Тем временем император Николай Александрович беседовал со своим закадычным другом флаг-капитаном Ниловым, командиром фамильной яхты «Штандарт», свитским адмиралом и редкостным чудаком. Николай Александрович расположился в массивном кресле, обитом старинным штофом, и смолил свои любимые папиросы «Солнышко», которые он одну за другой прикуривал от свечи. Возле него приютился цесаревич Алексей, прелестный мальчик с подлинно русским лицом, даром что он был чистокровный немец, чему-то улыбавшийся и теребивший отцовский крест. Флаг-капитан Нилов, сидевший напротив них, был по обыкновению крепко пьян.

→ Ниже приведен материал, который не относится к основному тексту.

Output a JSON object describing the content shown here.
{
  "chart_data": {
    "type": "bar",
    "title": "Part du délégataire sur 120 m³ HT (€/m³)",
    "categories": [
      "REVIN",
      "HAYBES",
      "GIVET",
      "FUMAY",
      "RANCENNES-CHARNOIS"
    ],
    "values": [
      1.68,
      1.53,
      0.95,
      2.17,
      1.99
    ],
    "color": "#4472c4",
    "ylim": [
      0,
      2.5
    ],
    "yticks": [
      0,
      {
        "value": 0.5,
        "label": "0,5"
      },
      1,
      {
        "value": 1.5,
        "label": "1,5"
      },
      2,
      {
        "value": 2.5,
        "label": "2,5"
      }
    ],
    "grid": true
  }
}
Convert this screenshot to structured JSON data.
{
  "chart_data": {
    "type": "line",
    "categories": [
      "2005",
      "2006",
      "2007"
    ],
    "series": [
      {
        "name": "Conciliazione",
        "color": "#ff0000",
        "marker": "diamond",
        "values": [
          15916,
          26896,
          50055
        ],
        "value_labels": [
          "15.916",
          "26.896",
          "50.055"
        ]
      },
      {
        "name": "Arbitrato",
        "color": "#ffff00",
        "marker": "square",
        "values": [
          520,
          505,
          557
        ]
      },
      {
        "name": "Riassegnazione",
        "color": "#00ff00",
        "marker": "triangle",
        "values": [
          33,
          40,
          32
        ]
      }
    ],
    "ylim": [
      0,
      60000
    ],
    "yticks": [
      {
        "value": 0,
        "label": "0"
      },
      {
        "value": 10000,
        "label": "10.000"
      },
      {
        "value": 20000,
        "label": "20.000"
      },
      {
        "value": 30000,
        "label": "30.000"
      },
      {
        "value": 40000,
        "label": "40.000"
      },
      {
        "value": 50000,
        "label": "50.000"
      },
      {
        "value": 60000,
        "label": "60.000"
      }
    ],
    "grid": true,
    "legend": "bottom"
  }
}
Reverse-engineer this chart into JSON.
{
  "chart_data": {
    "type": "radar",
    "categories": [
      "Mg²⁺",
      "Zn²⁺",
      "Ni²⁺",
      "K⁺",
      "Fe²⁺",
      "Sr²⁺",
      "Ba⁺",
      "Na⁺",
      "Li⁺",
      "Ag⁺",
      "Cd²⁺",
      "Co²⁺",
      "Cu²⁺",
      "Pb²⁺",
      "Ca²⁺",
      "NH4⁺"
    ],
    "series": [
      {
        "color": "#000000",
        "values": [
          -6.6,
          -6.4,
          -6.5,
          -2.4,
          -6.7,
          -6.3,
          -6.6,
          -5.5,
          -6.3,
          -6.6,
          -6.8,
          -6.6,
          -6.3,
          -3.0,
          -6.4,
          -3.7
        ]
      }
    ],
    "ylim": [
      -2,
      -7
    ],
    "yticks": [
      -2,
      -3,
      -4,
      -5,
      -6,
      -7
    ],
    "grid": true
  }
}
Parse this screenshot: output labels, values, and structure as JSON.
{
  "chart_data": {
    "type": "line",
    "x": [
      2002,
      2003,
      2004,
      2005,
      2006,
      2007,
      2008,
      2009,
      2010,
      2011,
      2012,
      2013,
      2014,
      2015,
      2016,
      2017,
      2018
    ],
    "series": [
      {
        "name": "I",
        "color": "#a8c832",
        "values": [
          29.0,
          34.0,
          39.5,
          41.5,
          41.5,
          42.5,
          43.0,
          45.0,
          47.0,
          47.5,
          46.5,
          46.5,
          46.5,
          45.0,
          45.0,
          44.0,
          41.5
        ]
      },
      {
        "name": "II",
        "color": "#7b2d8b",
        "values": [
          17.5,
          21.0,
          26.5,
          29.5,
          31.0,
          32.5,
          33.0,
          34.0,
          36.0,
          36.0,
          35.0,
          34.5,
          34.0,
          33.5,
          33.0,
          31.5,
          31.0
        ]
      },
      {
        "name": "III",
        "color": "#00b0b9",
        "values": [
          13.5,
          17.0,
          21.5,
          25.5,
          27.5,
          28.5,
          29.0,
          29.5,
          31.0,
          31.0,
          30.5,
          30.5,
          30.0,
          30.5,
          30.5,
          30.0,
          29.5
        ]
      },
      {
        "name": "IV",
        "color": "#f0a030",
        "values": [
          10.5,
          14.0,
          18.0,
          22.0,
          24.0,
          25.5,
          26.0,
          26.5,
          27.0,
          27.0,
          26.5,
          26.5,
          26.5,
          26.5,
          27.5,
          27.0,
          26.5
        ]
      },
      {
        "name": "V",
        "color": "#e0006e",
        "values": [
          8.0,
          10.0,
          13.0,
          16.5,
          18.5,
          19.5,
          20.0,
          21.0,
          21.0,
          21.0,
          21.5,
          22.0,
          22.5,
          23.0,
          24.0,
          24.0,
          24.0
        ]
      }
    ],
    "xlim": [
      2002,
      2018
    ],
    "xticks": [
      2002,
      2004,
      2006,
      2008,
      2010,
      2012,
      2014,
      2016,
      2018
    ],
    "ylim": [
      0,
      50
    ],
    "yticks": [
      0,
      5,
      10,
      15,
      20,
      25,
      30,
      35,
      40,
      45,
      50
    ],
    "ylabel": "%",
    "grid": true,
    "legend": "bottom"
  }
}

– Я понимаю, – говорил он на удивление трезвым голосом, – что этот сюжет тебе надоел, однако возьми в предмет: по милости тюменского монстра отечество оказалось на краю пропасти, и если ты не удалишь его от себя, на Страшном суде с тебя взыщется в полной мере.
Государь ласковым жестом пригласил наследника удалиться, прикурил от свечи очередную папиросу и, глубоко затянувшись, сказал в ответ:
– В том-то все и дело, Константин, что какие меры ни принимай, судьбу вокруг пальца не обведешь. Что предначертано России на небесах, то и сбудется, прикажи я старца хоть заживо закопать.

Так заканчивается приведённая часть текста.